Thinking Fast and Slow

I recently posted about the necessity of learning to think quickly on the SAT, but lest you think I’m advocating rushing through the test at warp speed, I’d like to qualify that advice a bit. Learning to manage time on is not fundamentally about learning to do everything quickly but rather about learning which things can be done quickly and which must be done slowly.

When I go over Critical Reading material with my students and they ask me to explain a question they had difficulty with, one of the things I always point out to them as I read the question out loud is how slowly I move through it. I actually take a fraction of a second to absorb each word and make sure that I’m processing it fully. Sometimes I rephrase it for myself two or three times out loud, in progressively simpler versions. If necessary, I write down the simplified version. The end result, while not excessively time-consuming, involves considerably more effort than what my students are likely to have put into understanding the question.

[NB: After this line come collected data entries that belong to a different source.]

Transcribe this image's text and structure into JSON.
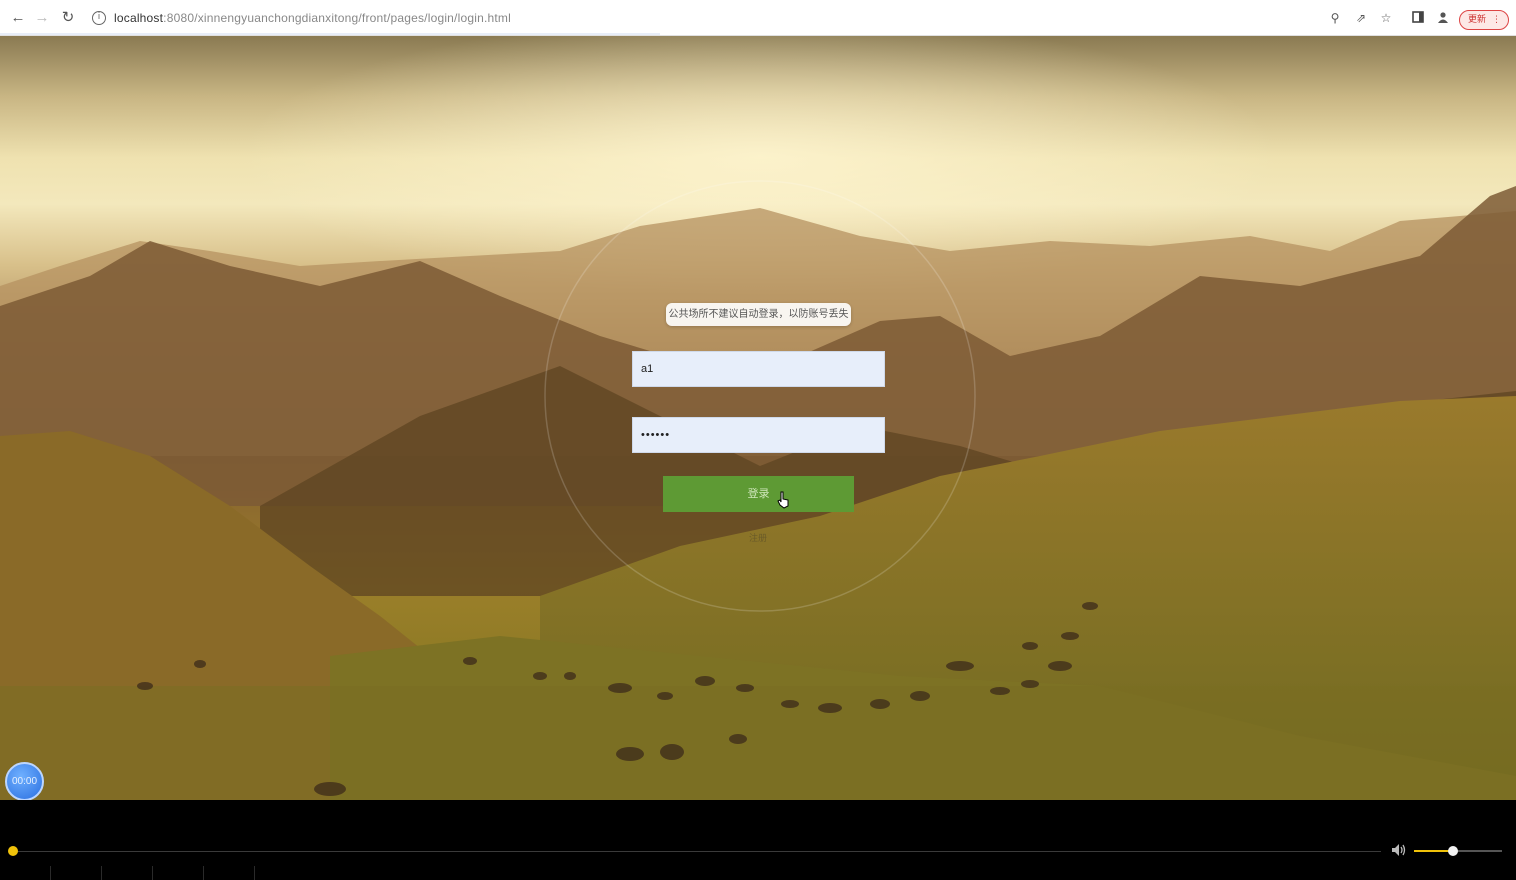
{
  "browser": {
    "url_host": "localhost",
    "url_path": ":8080/xinnengyuanchongdianxitong/front/pages/login/login.html",
    "update_label": "更新",
    "colors": {
      "accent_red": "#d44444"
    }
  },
  "page": {
    "notice": "公共场所不建议自动登录，以防账号丢失",
    "username_value": "a1",
    "password_value": "••••••",
    "login_label": "登录",
    "register_label": "注册",
    "clock_text": "00:00",
    "colors": {
      "login_button": "#5e9a34",
      "field_bg": "#e7eefa"
    }
  },
  "player": {
    "progress": 0,
    "volume": 0.45,
    "colors": {
      "accent": "#f0c20a"
    }
  },
  "icons": [
    "back-icon",
    "forward-icon",
    "reload-icon",
    "site-info-icon",
    "key-icon",
    "share-icon",
    "star-icon",
    "sidepanel-icon",
    "profile-icon",
    "menu-dots-icon",
    "cursor-icon",
    "volume-icon"
  ]
}
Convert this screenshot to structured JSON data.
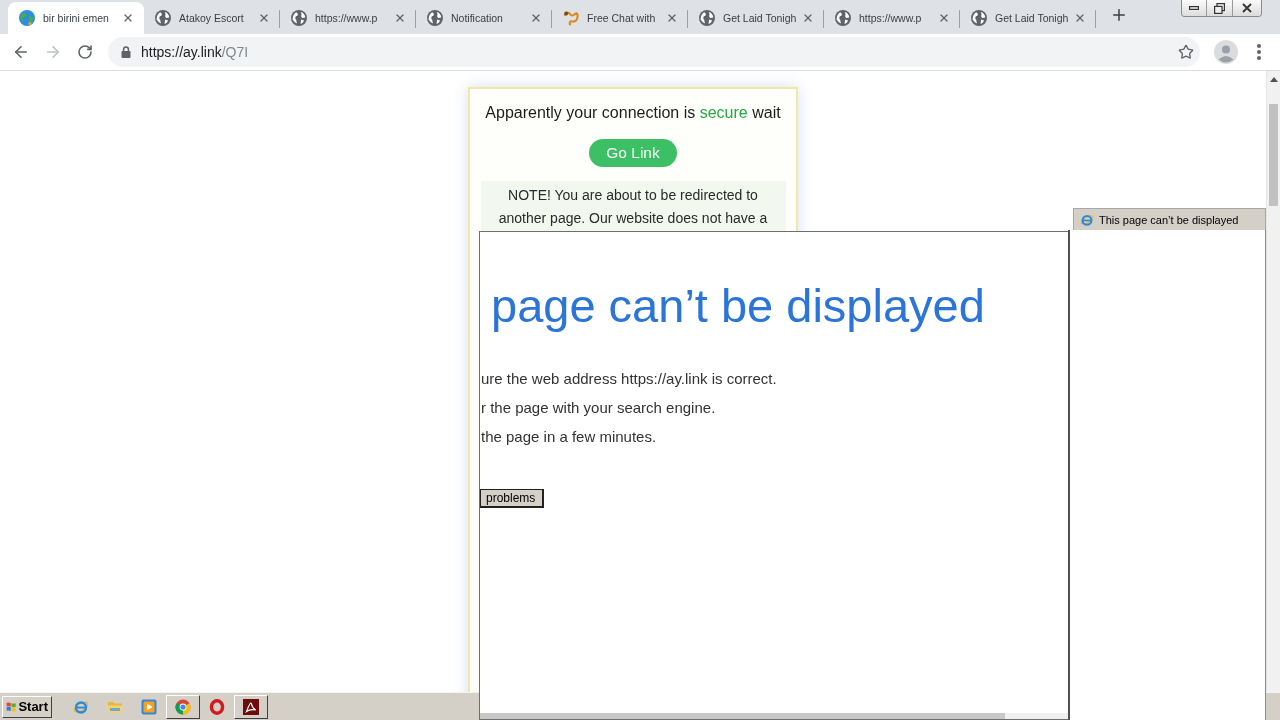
{
  "browser": {
    "tabs": [
      {
        "title": "bir birini emen",
        "kind": "earth",
        "selected": true
      },
      {
        "title": "Atakoy Escort",
        "kind": "globe",
        "selected": false
      },
      {
        "title": "https://www.p",
        "kind": "globe",
        "selected": false
      },
      {
        "title": "Notification",
        "kind": "globe",
        "selected": false
      },
      {
        "title": "Free Chat with",
        "kind": "chat",
        "selected": false
      },
      {
        "title": "Get Laid Tonigh",
        "kind": "globe",
        "selected": false
      },
      {
        "title": "https://www.p",
        "kind": "globe",
        "selected": false
      },
      {
        "title": "Get Laid Tonigh",
        "kind": "globe",
        "selected": false
      }
    ],
    "toolbar": {
      "back_disabled": false,
      "forward_disabled": true,
      "url": {
        "host": "https://ay.link",
        "path": "/Q7I"
      }
    }
  },
  "page": {
    "headline": [
      {
        "text": "Apparently your connection is",
        "accent": false
      },
      {
        "text": "secure",
        "accent": true
      },
      {
        "text": "wait",
        "accent": false
      }
    ],
    "button": "Go Link",
    "note": "NOTE! You are about to be redirected to another page. Our website does not have a"
  },
  "error_window": {
    "heading": "page can’t be displayed",
    "lines": [
      "ure the web address https://ay.link is correct.",
      "r the page with your search engine.",
      "the page in a few minutes."
    ],
    "button": "problems"
  },
  "side_window": {
    "title": "This page can’t be displayed"
  },
  "taskbar": {
    "start": "Start",
    "apps": [
      {
        "running": false
      },
      {
        "running": false
      },
      {
        "running": false
      },
      {
        "running": true
      },
      {
        "running": false
      },
      {
        "running": true
      }
    ]
  }
}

Usually by the second time I rephrase the question, however, my students start to get that oh-so-exquisite look of teenage boredom on their faces; I can almost see the little thought bubble reading “ok, fine, whatever, can she just get on with it already?” pop out from their heads. As I do my best to impress upon them, however, I’m not simply reading the question that slowly to torture them; I have to read it that way because if I don’t, I’m likely to miss something important. Sure, if I just breezed through it, I might get it right anyway, but I might also not — and I’m not taking any chances. The fact that I recognize my own potential for weakness and take steps to address it is, I also stress, one of the reasons I almost never get anything wrong. (Usually they just say “yeah” and roll their eyes.)

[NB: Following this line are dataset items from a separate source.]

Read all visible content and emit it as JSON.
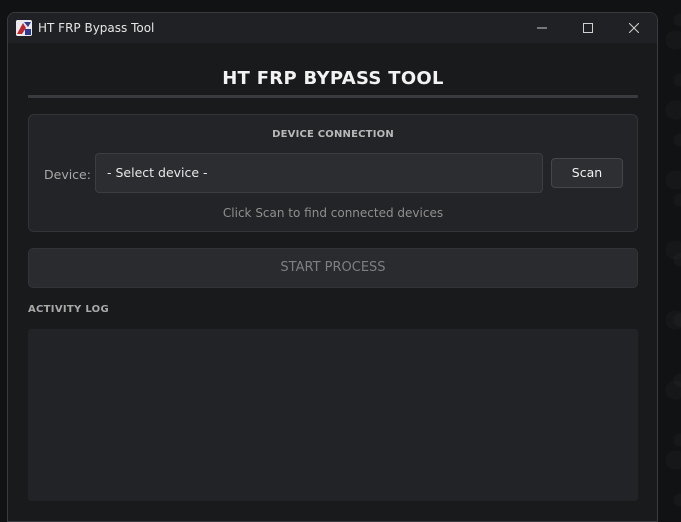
{
  "window": {
    "title": "HT FRP Bypass Tool"
  },
  "app": {
    "heading": "HT FRP BYPASS TOOL"
  },
  "connection": {
    "section_title": "DEVICE CONNECTION",
    "device_label": "Device:",
    "device_selected": "- Select device -",
    "scan_label": "Scan",
    "hint": "Click Scan to find connected devices"
  },
  "actions": {
    "start_label": "START PROCESS",
    "start_enabled": false
  },
  "log": {
    "label": "ACTIVITY LOG",
    "entries": []
  },
  "colors": {
    "background": "#191a1c",
    "card": "#232427",
    "accent_text": "#f2f2f2"
  }
}
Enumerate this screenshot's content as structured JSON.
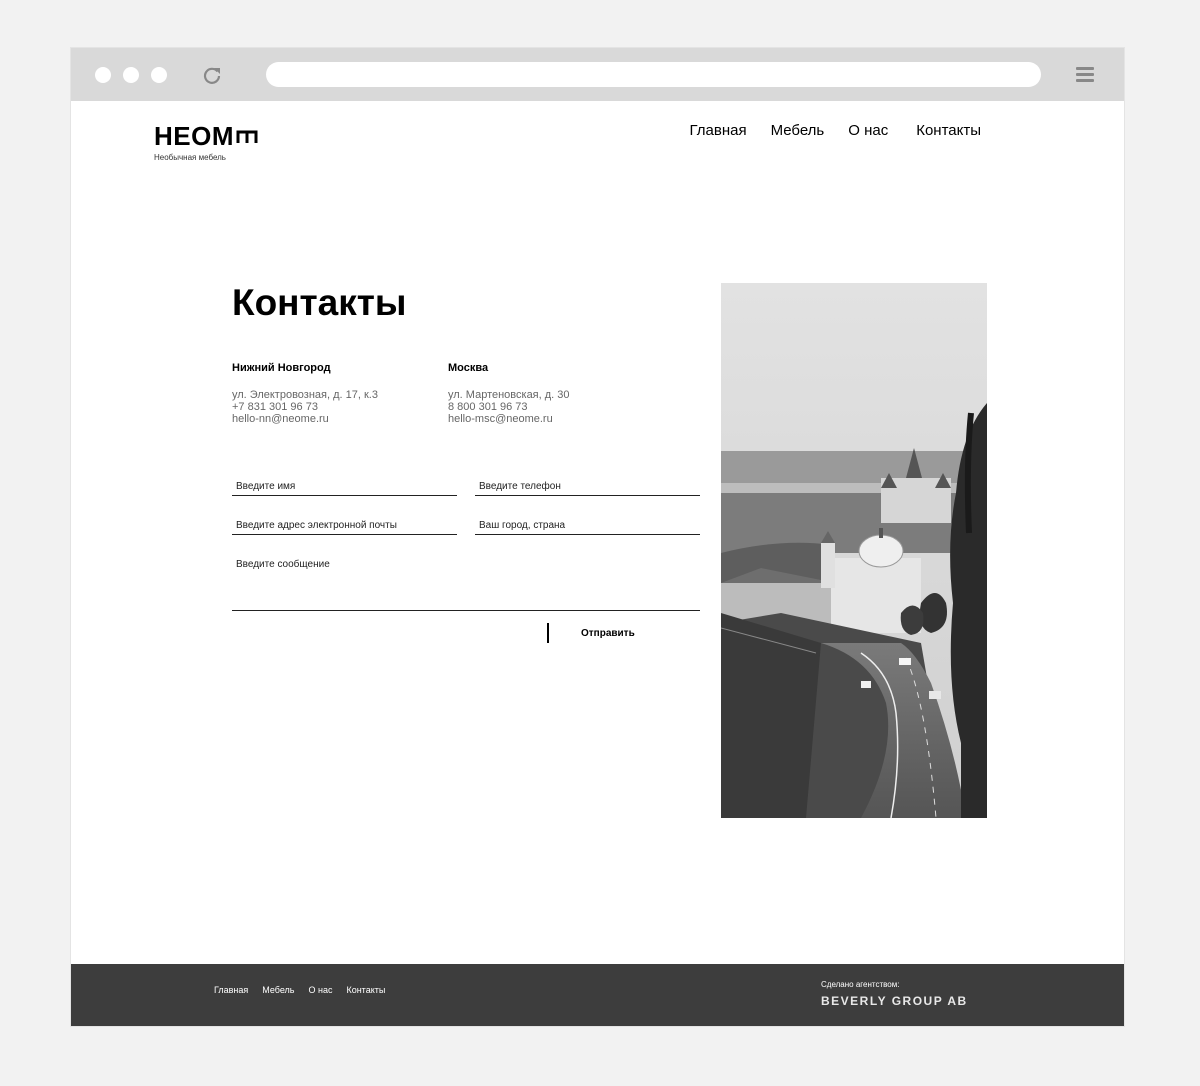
{
  "logo": {
    "text": "HEOM",
    "tagline": "Необычная мебель"
  },
  "nav": [
    "Главная",
    "Мебель",
    "О нас",
    "Контакты"
  ],
  "page_title": "Контакты",
  "cities": [
    {
      "name": "Нижний Новгород",
      "address": "ул. Электровозная, д. 17, к.3",
      "phone": "+7 831 301 96 73",
      "email": "hello-nn@neome.ru"
    },
    {
      "name": "Москва",
      "address": "ул. Мартеновская, д. 30",
      "phone": "8 800 301 96 73",
      "email": "hello-msc@neome.ru"
    }
  ],
  "form": {
    "name_placeholder": "Введите имя",
    "phone_placeholder": "Введите телефон",
    "email_placeholder": "Введите адрес электронной почты",
    "city_placeholder": "Ваш город, страна",
    "message_placeholder": "Введите сообщение",
    "submit_label": "Отправить"
  },
  "footer": {
    "nav": [
      "Главная",
      "Мебель",
      "О нас",
      "Контакты"
    ],
    "credit_label": "Сделано агентством:",
    "credit_name": "BEVERLY GROUP AB"
  }
}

The other thing I stress, however, is that reading questions slowly will not create a timing problem for them if they’ve used their time to maximum efficiency elsewhere. If they haven’t lingered over words or answer choices whose meanings they’re really not sure of; if they haven’t stared off into space instead of taking active steps to distinguish between those last two answers, then they can afford to spend fifteen or twenty seconds making sure they’ve read every word of a question carefully. The whole point is that they have to adjust their approach to the particular task at hand. Flexibility is, I would argue, a key part of what the SAT tests, and building that flexibility is a key part of the preparation process. You can’t predict every guise that a particular concept will appear in — that’s part of what makes the SAT the SAT — but if you know how to resist getting sucked into things that confuse you, you’ll at least have some measure of control.